Moriré con una afición incurable y carnal por las telas. Presto más atención a los tejidos que a los muebles. Dejando aparte las reliquias y las antigüedades, prefiero cubrir con telas y festones un objeto muy viejo y estropeado que abrirle las puertas al hombre de Ethan Alien. Con todo descaro, me dirijo al mercado del Lido, que se instala los miércoles junto a los canales. Compro un rollo de damasco beis, que, cortado en trozos y sin dobladillo, alegra un sofá de cuero negro. Con un rollo de seda cruda color crema, envuelvo como para regalo las sillas desparejas y creo un bolsillo para cada una y se lo ato a la base con cordones de seda. Sobre la mesa de comedor de vidrio y metal extiendo una colcha de lino blanco y retuerzo los extremos en nudos gruesos en torno a las patas; en el centro, dispongo en fila una colección de candelabros georgianos, lustrados y relucientes, como si fueran joyas.

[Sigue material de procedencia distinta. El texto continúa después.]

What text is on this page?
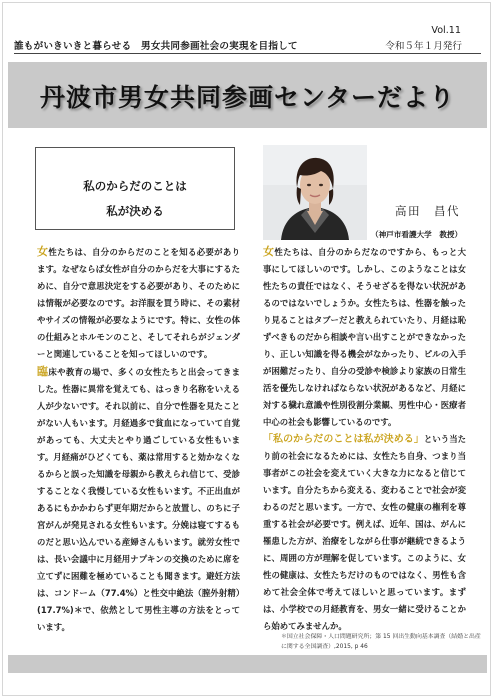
誰もがいきいきと暮らせる　男女共同参画社会の実現を目指して
Vol.11
令和５年１月発行
丹波市男女共同参画センターだより
私のからだのことは
私が決める	高田　昌代
（神戸市看護大学　教授）

女性たちは、自分のからだのことを知る必要があります。なぜならば女性が自分のからだを大事にするために、自分で意思決定をする必要があり、そのためには情報が必要なのです。お洋服を買う時に、その素材やサイズの情報が必要なようにです。特に、女性の体の仕組みとホルモンのこと、そしてそれらがジェンダーと関連していることを知ってほしいのです。

臨床や教育の場で、多くの女性たちと出会ってきました。性器に異常を覚えても、はっきり名称をいえる人が少ないです。それ以前に、自分で性器を見たことがない人もいます。月経過多で貧血になっていて自覚があっても、大丈夫とやり過ごしている女性もいます。月経痛がひどくても、薬は常用すると効かなくなるからと誤った知識を母親から教えられ信じて、受診することなく我慢している女性もいます。不正出血があるにもかかわらず更年期だからと放置し、のちに子宮がんが発見される女性もいます。分娩は寝てするものだと思い込んでいる産婦さんもいます。就労女性では、長い会議中に月経用ナプキンの交換のために席を立てずに困難を極めていることも聞きます。避妊方法は、コンドーム（77.4%）と性交中絶法（膣外射精）(17.7%)＊で、依然として男性主導の方法をとっています。

女性たちは、自分のからだなのですから、もっと大事にしてほしいのです。しかし、このようなことは女性たちの責任ではなく、そうせざるを得ない状況があるのではないでしょうか。女性たちは、性器を触ったり見ることはタブーだと教えられていたり、月経は恥ずべきものだから相談や言い出すことができなかったり、正しい知識を得る機会がなかったり、ピルの入手が困難だったり、自分の受診や検診より家族の日常生活を優先しなければならない状況があるなど、月経に対する穢れ意識や性別役割分業観、男性中心・医療者中心の社会も影響しているのです。

「私のからだのことは私が決める」という当たり前の社会になるためには、女性たち自身、つまり当事者がこの社会を変えていく大きな力になると信じています。自分たちから変える、変わることで社会が変わるのだと思います。一方で、女性の健康の権利を尊重する社会が必要です。例えば、近年、国は、がんに罹患した方が、治療をしながら仕事が継続できるように、周囲の方が理解を促しています。このように、女性の健康は、女性たちだけのものではなく、男性も含めて社会全体で考えてほしいと思っています。まずは、小学校での月経教育を、男女一緒に受けることから始めてみませんか。

＊国立社会保障・人口問題研究所；第 15 回出生動向基本調査（結婚と出産に関する全国調査）,2015, p 46
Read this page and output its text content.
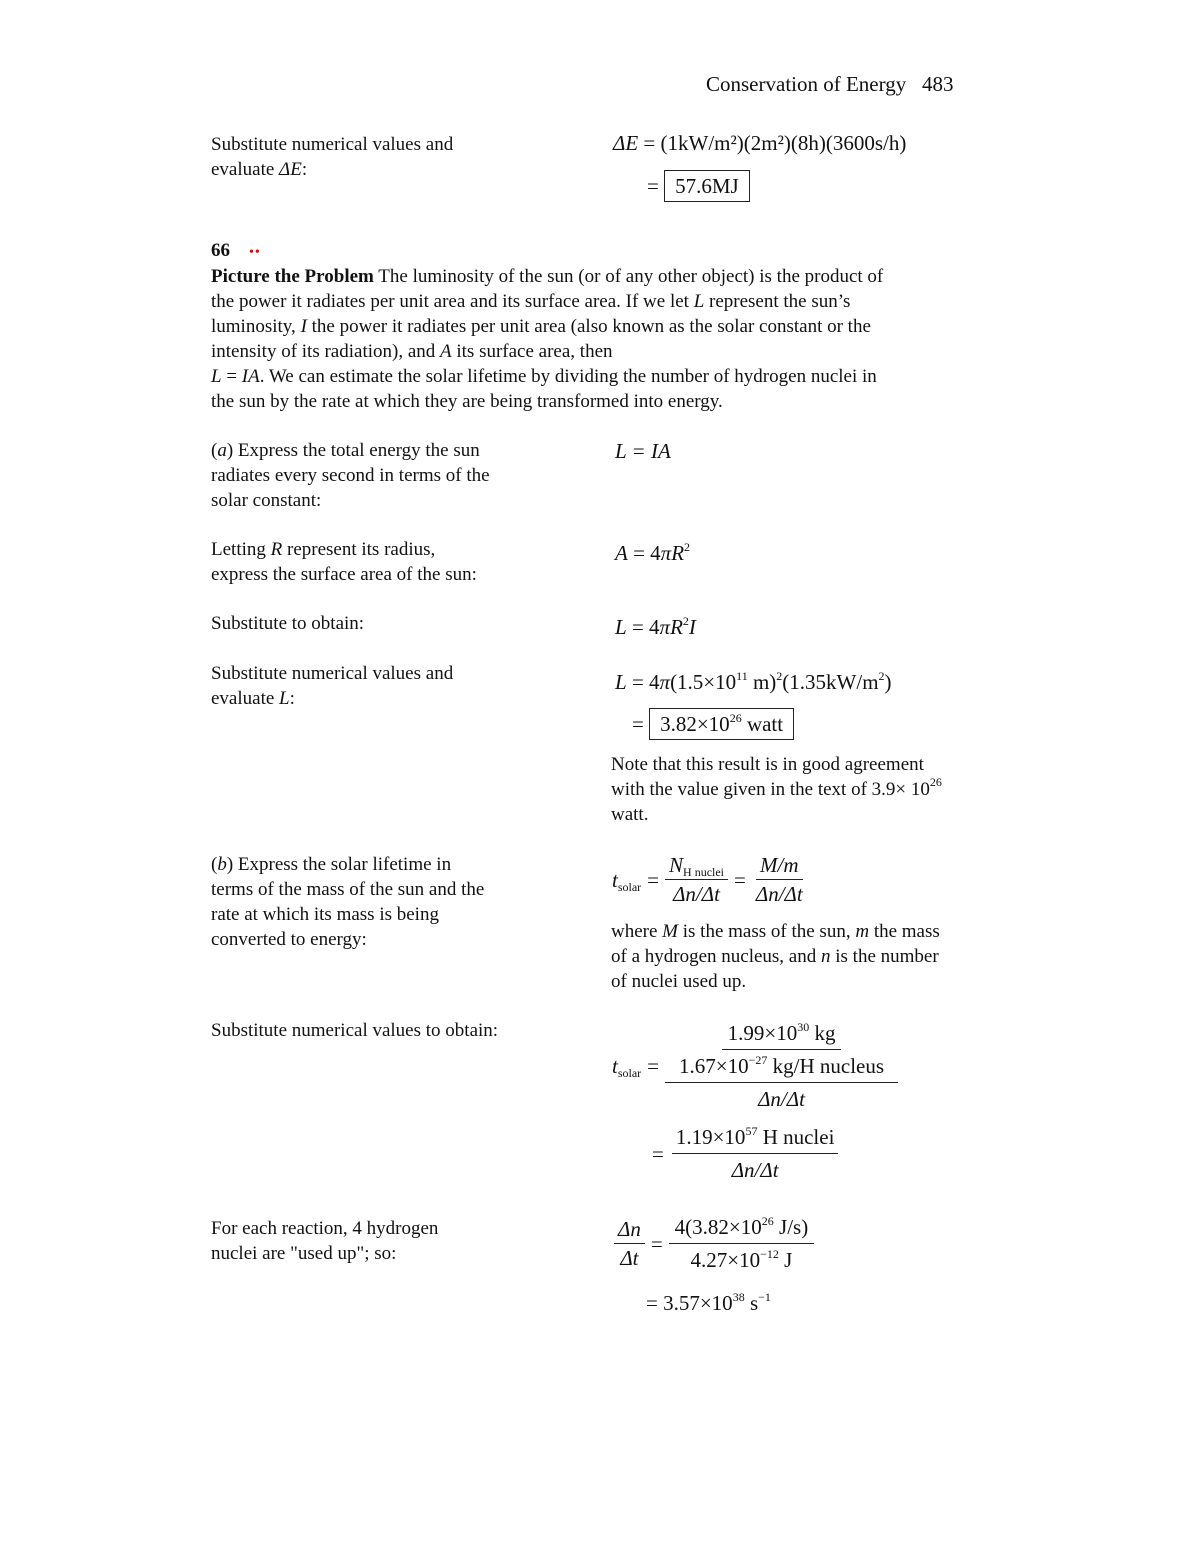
Conservation of Energy 483
Substitute numerical values and
evaluate ΔE:
ΔE = (1kW/m²)(2m²)(8h)(3600s/h)
= 57.6MJ
66 ••
Picture the Problem The luminosity of the sun (or of any other object) is the product of
the power it radiates per unit area and its surface area. If we let L represent the sun’s
luminosity, I the power it radiates per unit area (also known as the solar constant or the
intensity of its radiation), and A its surface area, then
L = IA. We can estimate the solar lifetime by dividing the number of hydrogen nuclei in
the sun by the rate at which they are being transformed into energy.
(a) Express the total energy the sun
radiates every second in terms of the
solar constant:
L = IA
Letting R represent its radius,
express the surface area of the sun:
$A = 4\pi R^2$
Substitute to obtain:	$L = 4\pi R^2I$
Substitute numerical values and
evaluate L:
$L = 4\pi(1.5\times 10^{11}$ $m)^2(1.35kW/m^2)$
= $3.82\times 10^{26}$ watt
Note that this result is in good agreement
with the value given in the text of $3.9\times 10^{26}$
watt.
(b) Express the solar lifetime in
terms of the mass of the sun and the
rate at which its mass is being
converted to energy:
$t_{solar} = \frac{N_{H nuclei}}{\Delta n/\Delta t} = \frac{M/m}{\Delta n/\Delta t}$
where M is the mass of the sun, m the mass
of a hydrogen nucleus, and n is the number
of nuclei used up.
Substitute numerical values to obtain:
$t_{solar} = \frac{\frac{1.99\times 10^{30} kg}{1.67\times 10^{-27} kg/H nucleus}}{\Delta n/\Delta t}$
= $\frac{1.19\times 10^{57} H nuclei}{\Delta n/\Delta t}$
For each reaction, 4 hydrogen
nuclei are "used up"; so:	$\frac{\Delta n}{\Delta t} = \frac{4(3.82\times 10^{26} J/s)}{4.27\times 10^{-12} J}$
= $3.57\times 10^{38}$ $s^{-1}$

Encuentro el lugar perfecto para casi todos los viejos cojines que me resistí a dejar abandonados en Saint Louis. Sustituyo todas las bombillas dignas de un quirófano por
bugie
—literalmente significa «mentiras»—, lamparillas de bajo voltaje para dejar encendidas durante la noche y velas con olor a vainilla y a canela. Entre la luz del sol durante el día y la luz de las velas por la noche, la electricidad puede parecer superflua. Yo estoy contenta, mientras que el desconocido hace mohines.
En realidad, Fernando se pone furioso cuando le enseño las paredes recién pintadas del dormitorio. Dice que en Venecia solo se puede pintar en otoño, cuando el aire es relativamente seco, porque, de lo contrario, se llena todo de la temible
muffa
negra, el moho.
«¡Por Dios! Como si hubiera alguna diferencia», pienso, y nos turnamos sobre la escalera con mi secador de pelo.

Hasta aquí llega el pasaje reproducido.